The research showed that 25% of motorhome drivers who suffer from hay fever think that their ability to drive is affected by their symptoms and almost all of these admit to having had a minor accident or near miss due to hay fever, with the most severely affected drivers sneezing at least once a minute. Almost one third of drivers who suffer from hay fever have also admitted that they have taken their eyes off the road while searching for tissues. Insurance companies estimate more than two million United Kingdom motorists have had an accident, near miss, or momentarily lost control of their vehicle as a result of sneezing while driving.
A properly maintained air conditioning system can be a vital help for hay fever sufferers, as pollen filters will help guard against allergies. Almost 80% of modern motorhomes on the road are now fitted with good air-con systems, and to keep them working at their most efficient the pollen filters need to be changed every 12 months. Twice as many people suffer from hay fever today, compared with 20 years ago and some experts are predicting that the number of sufferers could triple over the next 20 years.
Motorhome insurance firms will be carefully watching developments in Northern Ireland after the Environment Minister’s bold proposal to reduce the driving age to just 16. Road safety organisations have already hit out at the Environment Minister’s radical proposal to lower the driving age as most are convinced that lowering the legal age for driving would be counter-productive in terms of road safety and insurance costs.
With a huge number of motorhome owners sailing to Northern Ireland each year, motorhome insurance companies will need to take into account the extra number of younger drivers on the road before working out premiums. This is because young driver crashes are normally the result of a combination of age and inexperience and statistics suggest that at 16 a driver would take more risks than a 17 year old. The minister believes that if a driver has a longer period of holding a provisional licence before passing a driving test, then there’s more likelihood that they are going to have a broader driving experience and therefore be a better driver on the other side of qualification. A recent study of 2 million motorists found 13% of those aged 17 have a crash. This compares with 6.5% of motorists overall. But when compared with older motorists, the difference is even more startling. Just 4.5% of motorists in their 40s are involved in a crash and 2% of those over 50. The average cost of an accident involving a 17 year old is almost £3,500 while the average cost of an accident for drivers overall is half of this amount.

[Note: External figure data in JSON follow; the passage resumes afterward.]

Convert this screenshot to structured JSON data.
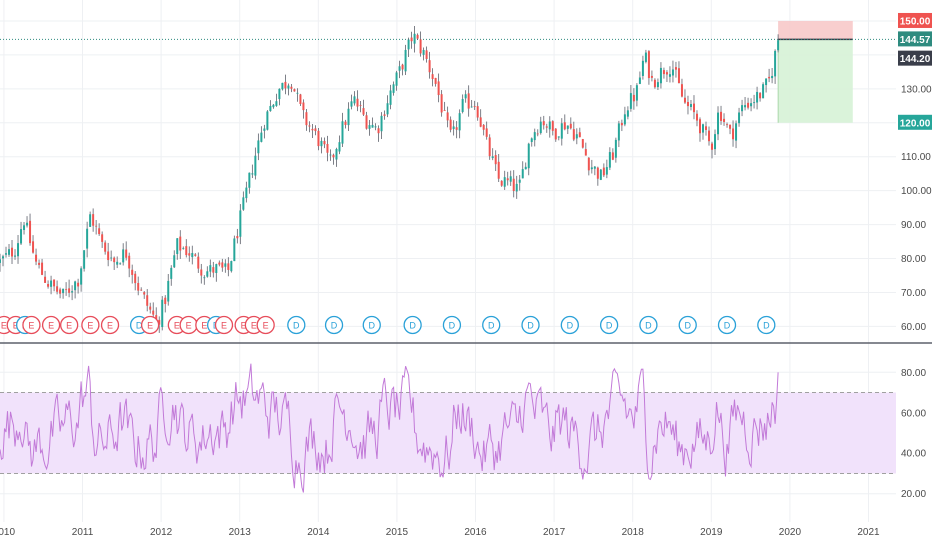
{
  "chart_data": [
    {
      "type": "candlestick",
      "x_axis": {
        "tick_labels": [
          "2010",
          "2011",
          "2012",
          "2013",
          "2014",
          "2015",
          "2016",
          "2017",
          "2018",
          "2019",
          "2020",
          "2021"
        ],
        "range": [
          2009.95,
          2021.35
        ]
      },
      "y_axis": {
        "tick_labels": [
          "60.00",
          "70.00",
          "80.00",
          "90.00",
          "100.00",
          "110.00",
          "120.00",
          "130.00",
          "150.00"
        ],
        "tick_values": [
          60,
          70,
          80,
          90,
          100,
          110,
          120,
          130,
          150
        ],
        "range": [
          56,
          155
        ],
        "scale": "linear",
        "position": "right"
      },
      "grid": true,
      "colors": {
        "up": "#26a69a",
        "down": "#ef5350",
        "wick": "#5d606b"
      },
      "price_anchors": [
        [
          2009.95,
          79
        ],
        [
          2010.15,
          83
        ],
        [
          2010.25,
          92
        ],
        [
          2010.4,
          79
        ],
        [
          2010.55,
          73
        ],
        [
          2010.75,
          69
        ],
        [
          2010.95,
          74
        ],
        [
          2011.1,
          93
        ],
        [
          2011.25,
          84
        ],
        [
          2011.4,
          79
        ],
        [
          2011.55,
          82
        ],
        [
          2011.7,
          72
        ],
        [
          2011.85,
          65
        ],
        [
          2011.95,
          61
        ],
        [
          2012.05,
          68
        ],
        [
          2012.2,
          84
        ],
        [
          2012.35,
          82
        ],
        [
          2012.55,
          76
        ],
        [
          2012.7,
          77
        ],
        [
          2012.85,
          76
        ],
        [
          2013.0,
          91
        ],
        [
          2013.15,
          106
        ],
        [
          2013.3,
          120
        ],
        [
          2013.5,
          130
        ],
        [
          2013.65,
          133
        ],
        [
          2013.8,
          122
        ],
        [
          2014.0,
          115
        ],
        [
          2014.15,
          108
        ],
        [
          2014.3,
          118
        ],
        [
          2014.45,
          127
        ],
        [
          2014.6,
          121
        ],
        [
          2014.75,
          118
        ],
        [
          2014.9,
          128
        ],
        [
          2015.05,
          136
        ],
        [
          2015.2,
          146
        ],
        [
          2015.35,
          140
        ],
        [
          2015.5,
          131
        ],
        [
          2015.62,
          120
        ],
        [
          2015.7,
          115
        ],
        [
          2015.85,
          126
        ],
        [
          2016.0,
          126
        ],
        [
          2016.15,
          113
        ],
        [
          2016.3,
          103
        ],
        [
          2016.45,
          102
        ],
        [
          2016.55,
          100
        ],
        [
          2016.7,
          116
        ],
        [
          2016.85,
          121
        ],
        [
          2017.0,
          117
        ],
        [
          2017.15,
          120
        ],
        [
          2017.3,
          116
        ],
        [
          2017.45,
          108
        ],
        [
          2017.6,
          104
        ],
        [
          2017.75,
          111
        ],
        [
          2017.9,
          124
        ],
        [
          2018.05,
          129
        ],
        [
          2018.15,
          140
        ],
        [
          2018.25,
          132
        ],
        [
          2018.4,
          136
        ],
        [
          2018.5,
          137
        ],
        [
          2018.65,
          126
        ],
        [
          2018.8,
          122
        ],
        [
          2018.9,
          117
        ],
        [
          2019.0,
          113
        ],
        [
          2019.1,
          124
        ],
        [
          2019.25,
          116
        ],
        [
          2019.4,
          125
        ],
        [
          2019.55,
          127
        ],
        [
          2019.65,
          129
        ],
        [
          2019.75,
          133
        ],
        [
          2019.85,
          144.57
        ]
      ],
      "position_tool": {
        "target": 150.0,
        "entry": 144.57,
        "stop": 120.0,
        "x_start": 2019.85,
        "x_end": 2020.8
      },
      "price_tags": [
        {
          "label": "150.00",
          "value": 150.0,
          "color": "#ef5350"
        },
        {
          "label": "144.57",
          "value": 144.57,
          "color": "#2e8b7f"
        },
        {
          "label": "144.20",
          "value": 144.2,
          "color": "#3a3e4a"
        },
        {
          "label": "120.00",
          "value": 120.0,
          "color": "#26a69a"
        }
      ],
      "current_price": 144.57,
      "events": [
        {
          "type": "earnings",
          "label": "E",
          "x": 2010.0
        },
        {
          "type": "earnings",
          "label": "E",
          "x": 2010.15
        },
        {
          "type": "dividend",
          "label": "D",
          "x": 2010.27
        },
        {
          "type": "earnings",
          "label": "E",
          "x": 2010.35
        },
        {
          "type": "earnings",
          "label": "E",
          "x": 2010.6
        },
        {
          "type": "earnings",
          "label": "E",
          "x": 2010.83
        },
        {
          "type": "earnings",
          "label": "E",
          "x": 2011.1
        },
        {
          "type": "earnings",
          "label": "E",
          "x": 2011.35
        },
        {
          "type": "dividend",
          "label": "D",
          "x": 2011.72
        },
        {
          "type": "earnings",
          "label": "E",
          "x": 2011.86
        },
        {
          "type": "earnings",
          "label": "E",
          "x": 2012.2
        },
        {
          "type": "earnings",
          "label": "E",
          "x": 2012.35
        },
        {
          "type": "earnings",
          "label": "E",
          "x": 2012.55
        },
        {
          "type": "dividend",
          "label": "D",
          "x": 2012.7
        },
        {
          "type": "earnings",
          "label": "E",
          "x": 2012.8
        },
        {
          "type": "earnings",
          "label": "E",
          "x": 2013.05
        },
        {
          "type": "earnings",
          "label": "E",
          "x": 2013.18
        },
        {
          "type": "earnings",
          "label": "E",
          "x": 2013.33
        },
        {
          "type": "dividend",
          "label": "D",
          "x": 2013.72
        },
        {
          "type": "dividend",
          "label": "D",
          "x": 2014.2
        },
        {
          "type": "dividend",
          "label": "D",
          "x": 2014.68
        },
        {
          "type": "dividend",
          "label": "D",
          "x": 2015.2
        },
        {
          "type": "dividend",
          "label": "D",
          "x": 2015.7
        },
        {
          "type": "dividend",
          "label": "D",
          "x": 2016.2
        },
        {
          "type": "dividend",
          "label": "D",
          "x": 2016.7
        },
        {
          "type": "dividend",
          "label": "D",
          "x": 2017.2
        },
        {
          "type": "dividend",
          "label": "D",
          "x": 2017.7
        },
        {
          "type": "dividend",
          "label": "D",
          "x": 2018.2
        },
        {
          "type": "dividend",
          "label": "D",
          "x": 2018.7
        },
        {
          "type": "dividend",
          "label": "D",
          "x": 2019.2
        },
        {
          "type": "dividend",
          "label": "D",
          "x": 2019.7
        }
      ]
    },
    {
      "type": "line",
      "indicator": "RSI",
      "y_axis": {
        "tick_labels": [
          "20.00",
          "40.00",
          "60.00",
          "80.00"
        ],
        "tick_values": [
          20,
          40,
          60,
          80
        ],
        "range": [
          8,
          92
        ],
        "position": "right"
      },
      "band": {
        "upper": 70,
        "lower": 30,
        "fill": "#f1e2fb",
        "line": "#a0a0a0"
      },
      "line_color": "#c27ad8",
      "latest_value": 80
    }
  ]
}
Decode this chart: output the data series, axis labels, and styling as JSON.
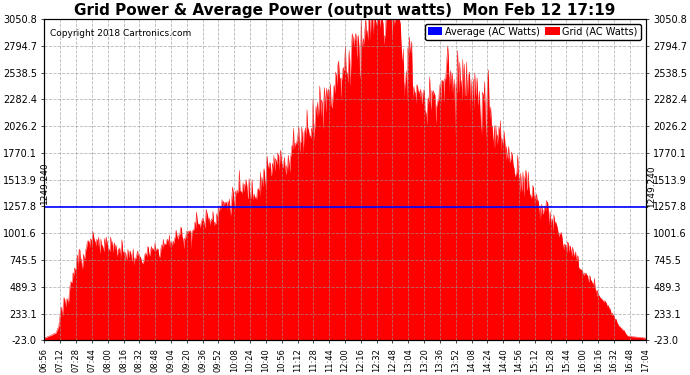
{
  "title": "Grid Power & Average Power (output watts)  Mon Feb 12 17:19",
  "copyright": "Copyright 2018 Cartronics.com",
  "ymin": -23.0,
  "ymax": 3050.8,
  "yticks": [
    3050.8,
    2794.7,
    2538.5,
    2282.4,
    2026.2,
    1770.1,
    1513.9,
    1257.8,
    1001.6,
    745.5,
    489.3,
    233.1,
    -23.0
  ],
  "average_value": 1249.24,
  "average_label": "1249.240",
  "bg_color": "#ffffff",
  "fill_color": "#ff0000",
  "line_color": "#ff0000",
  "avg_line_color": "#0000ff",
  "grid_color": "#999999",
  "title_fontsize": 11,
  "legend_blue_label": "Average (AC Watts)",
  "legend_red_label": "Grid (AC Watts)",
  "xtick_labels": [
    "06:56",
    "07:12",
    "07:28",
    "07:44",
    "08:00",
    "08:16",
    "08:32",
    "08:48",
    "09:04",
    "09:20",
    "09:36",
    "09:52",
    "10:08",
    "10:24",
    "10:40",
    "10:56",
    "11:12",
    "11:28",
    "11:44",
    "12:00",
    "12:16",
    "12:32",
    "12:48",
    "13:04",
    "13:20",
    "13:36",
    "13:52",
    "14:08",
    "14:24",
    "14:40",
    "14:56",
    "15:12",
    "15:28",
    "15:44",
    "16:00",
    "16:16",
    "16:32",
    "16:48",
    "17:04"
  ]
}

The minister also suggested another radical change that could also affect motorhome drivers, because he wants learner drivers to be allowed to drive at 70mph. He feels it is important that learner drivers get used to driving on motorways before they are allowed to take their test. Thousands of mobile home owners use the roads and motorways of Northern Ireland each year and if more younger drivers are going to be on the roads, it is vital that they all have good motorhome insurance in case the worst happens.